The OODA loop was popularized by U.S. Air Force fighter pilot Colonel John Boyd to describe maneuver warfare during the Korean War. The OODA loop is a four-step approach to decision making where strategies must be adjusted quickly. Those four steps comprise observe, orient, decide, and act.

Understanding the OODA loop

Boyd noted that USAF pilots flying F-86 fighter jets were able to consistently down the Korean Mig-15 by a factor of 10 to 1. This was even though the Mig-15 was a technically superior aircraft, with better acceleration and higher climb rates. 

However, the F-86 had two distinct advantages. Thanks to a hydraulic control system, it could transition from one maneuver to another in rapid succession. The canopy of the F-86 was also more expansive, allowing pilots to better observe and react more quickly in combat. Ultimately, the F-86 was the more agile of the two jets.

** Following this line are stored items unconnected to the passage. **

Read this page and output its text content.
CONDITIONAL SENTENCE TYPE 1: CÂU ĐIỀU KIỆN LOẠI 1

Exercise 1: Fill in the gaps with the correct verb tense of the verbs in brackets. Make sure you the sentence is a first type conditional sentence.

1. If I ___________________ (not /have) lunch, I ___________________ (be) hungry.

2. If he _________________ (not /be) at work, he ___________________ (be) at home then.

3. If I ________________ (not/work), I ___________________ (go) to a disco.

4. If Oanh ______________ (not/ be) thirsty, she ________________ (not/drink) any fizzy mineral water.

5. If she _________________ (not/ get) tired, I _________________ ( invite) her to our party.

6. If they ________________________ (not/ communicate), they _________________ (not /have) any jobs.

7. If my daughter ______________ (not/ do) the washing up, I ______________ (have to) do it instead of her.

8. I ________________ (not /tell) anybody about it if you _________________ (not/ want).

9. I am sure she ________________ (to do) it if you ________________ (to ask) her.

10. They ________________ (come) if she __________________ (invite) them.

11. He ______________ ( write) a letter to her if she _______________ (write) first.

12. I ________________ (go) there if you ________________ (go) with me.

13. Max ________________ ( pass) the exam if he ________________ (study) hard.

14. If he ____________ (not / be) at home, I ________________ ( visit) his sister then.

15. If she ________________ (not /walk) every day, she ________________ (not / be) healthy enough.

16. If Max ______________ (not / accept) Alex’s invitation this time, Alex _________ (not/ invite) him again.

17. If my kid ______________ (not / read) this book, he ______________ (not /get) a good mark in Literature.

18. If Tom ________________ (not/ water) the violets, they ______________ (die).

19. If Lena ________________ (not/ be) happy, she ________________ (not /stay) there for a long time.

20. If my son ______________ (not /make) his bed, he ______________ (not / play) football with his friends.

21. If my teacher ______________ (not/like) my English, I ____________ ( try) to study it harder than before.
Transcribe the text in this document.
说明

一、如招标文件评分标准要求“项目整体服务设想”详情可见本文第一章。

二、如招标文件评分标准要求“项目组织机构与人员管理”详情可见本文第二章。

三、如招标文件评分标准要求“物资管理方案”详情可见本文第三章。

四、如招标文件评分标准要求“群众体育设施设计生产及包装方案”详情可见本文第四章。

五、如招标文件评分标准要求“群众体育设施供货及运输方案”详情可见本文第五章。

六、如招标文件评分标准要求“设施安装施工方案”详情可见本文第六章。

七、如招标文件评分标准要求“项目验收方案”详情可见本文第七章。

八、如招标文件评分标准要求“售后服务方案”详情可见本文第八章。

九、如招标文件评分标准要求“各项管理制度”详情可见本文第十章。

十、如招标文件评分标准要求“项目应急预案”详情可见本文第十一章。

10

In the context of the OODA loop, agility is represented as a series of decision-making cycles. Businesses can use these cycles to solve specific problems quickly, thereby remaining competitive.

In the next section, we will look at the cycle in more detail.

Decision-making cycles of the OODA loop

In its simplest form, the OODA loop has four stages.

Stage 1 – Observe 

What are the internal and external drivers of change? Where are the inflection points in trends? 

Decision-makers must observe changes at the micro or macro level to determine whether a response is required. Drivers might include ever-increasing internet speeds or the continued replacement of jobs with technology and automation.

Stage 2 – Orient 

Is the business aligned with the observations made? Scenario planning is useful in ensuring that strategic plans are meeting expectations or challenging expectations. 

This is the most important step because it determines how a business will position itself to take advantage of its observations. It’s also the step most vulnerable to bias, which has five main influences:

  • Cultural traditions.
  • An ability to analyze and synthesize.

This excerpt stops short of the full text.